DraftKings announced the decision to add a surcharge in New York, Vermont, Pennsylvania, and Illinois on Aug. 1. They planned to institute the surcharge for winning bets in states with tax rates above 20% for operators. New York, Vermont, and Pennsylvania’s tax rate stands at 51%, while Illinois is at 40% for betting operators.
The decision received practically unanimous criticism from the betting community, and when FanDuel announced its plan to avoid the surcharge, DraftKings was out there by itself in an extremely vulnerable position among sports betting concerns.
DraftKings Statement on Gaming Tax Surcharge pic.twitter.com/cucbsQJIVD
— DraftKings News (@DraftKingsNews) August 13, 2024
DraftKings’ Surcharge Criticized by Bettors and Experts
The Las Vegas Review-Journal explained why DK’s original decision was problematic:
“If you bet where DraftKings takes 3.2% off winnings, you’re out of your (expletive) mind” said bettor Alan “Boston” Dvorkis. “Don’t do it. You’re not going to win. I don’t care how good you are. There’s no living human that can overcome that.”
Bettors must win 52.4 percent of their wagers to turn a profit against a -110 price. Under the new surcharge, which equates to -114, gamblers would have to win 53.3 percent of their wagers to make a profit.
One legendary bettor, Billy Walters, saw DraftKings’ original plan as one that would be damaging to U.S. betting operators. “What they’re doing now, as far as what they’re charging people, they’re just going to drive people right back to the offshore (sportsbooks),” Walters said. “That’s all they’re going to do. The offshore world’s going to be bigger than ever.”

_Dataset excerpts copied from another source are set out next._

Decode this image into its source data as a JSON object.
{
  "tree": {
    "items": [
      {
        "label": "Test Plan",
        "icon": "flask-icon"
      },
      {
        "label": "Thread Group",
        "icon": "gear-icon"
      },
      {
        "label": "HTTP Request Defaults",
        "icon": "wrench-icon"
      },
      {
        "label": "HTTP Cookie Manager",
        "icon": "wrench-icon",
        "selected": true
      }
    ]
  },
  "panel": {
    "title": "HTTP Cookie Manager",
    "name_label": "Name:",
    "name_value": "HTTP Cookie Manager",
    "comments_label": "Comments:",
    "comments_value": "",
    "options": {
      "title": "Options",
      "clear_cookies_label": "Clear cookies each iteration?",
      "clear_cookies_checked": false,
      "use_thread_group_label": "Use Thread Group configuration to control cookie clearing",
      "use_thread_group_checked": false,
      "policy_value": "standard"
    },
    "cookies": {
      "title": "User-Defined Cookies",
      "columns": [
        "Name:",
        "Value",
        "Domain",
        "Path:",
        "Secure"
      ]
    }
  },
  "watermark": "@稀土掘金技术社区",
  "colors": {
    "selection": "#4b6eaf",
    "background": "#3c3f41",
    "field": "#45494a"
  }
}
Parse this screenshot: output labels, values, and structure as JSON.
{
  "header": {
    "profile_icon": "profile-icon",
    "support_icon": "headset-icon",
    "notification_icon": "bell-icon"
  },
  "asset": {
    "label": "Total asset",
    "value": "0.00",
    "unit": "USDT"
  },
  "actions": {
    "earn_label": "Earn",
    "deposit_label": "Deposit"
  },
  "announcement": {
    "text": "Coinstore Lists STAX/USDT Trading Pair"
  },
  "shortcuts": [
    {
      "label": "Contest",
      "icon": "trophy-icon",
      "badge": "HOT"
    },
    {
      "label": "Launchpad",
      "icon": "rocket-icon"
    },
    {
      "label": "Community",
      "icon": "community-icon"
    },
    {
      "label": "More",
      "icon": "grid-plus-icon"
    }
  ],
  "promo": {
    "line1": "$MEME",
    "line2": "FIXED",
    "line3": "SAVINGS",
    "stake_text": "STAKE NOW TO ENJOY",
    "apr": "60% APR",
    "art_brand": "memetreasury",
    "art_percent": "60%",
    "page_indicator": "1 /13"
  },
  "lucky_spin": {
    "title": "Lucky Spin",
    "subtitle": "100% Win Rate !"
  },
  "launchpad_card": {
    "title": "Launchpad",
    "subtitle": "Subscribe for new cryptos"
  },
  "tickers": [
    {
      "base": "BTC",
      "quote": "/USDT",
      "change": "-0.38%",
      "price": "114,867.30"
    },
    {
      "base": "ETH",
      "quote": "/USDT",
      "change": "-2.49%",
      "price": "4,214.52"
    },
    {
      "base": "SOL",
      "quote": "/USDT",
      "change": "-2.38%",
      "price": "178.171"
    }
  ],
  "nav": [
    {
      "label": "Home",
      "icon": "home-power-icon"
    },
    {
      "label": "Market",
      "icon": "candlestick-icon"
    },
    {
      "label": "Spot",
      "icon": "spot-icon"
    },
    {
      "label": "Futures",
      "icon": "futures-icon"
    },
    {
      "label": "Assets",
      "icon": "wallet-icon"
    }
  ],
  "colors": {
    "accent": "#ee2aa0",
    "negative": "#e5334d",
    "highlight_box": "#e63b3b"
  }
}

DraftKings’ decision was an important discussion point at the BetBash convention in Las Vegas.DraftKings’ plan to add a surcharge to winning bets in some states was a main talking point at Bet Bash, a sports betting networking conference at Circa.
Jackson added more on what went into the decision by FanDuel not to follow DraftKings’ strategy.
“We often find that smaller players may raise prices, which helps us capture more share” Jackson said on a conference call. “We believe moderating local marketing is the best option and have no plans to introduce a surcharge on winners.”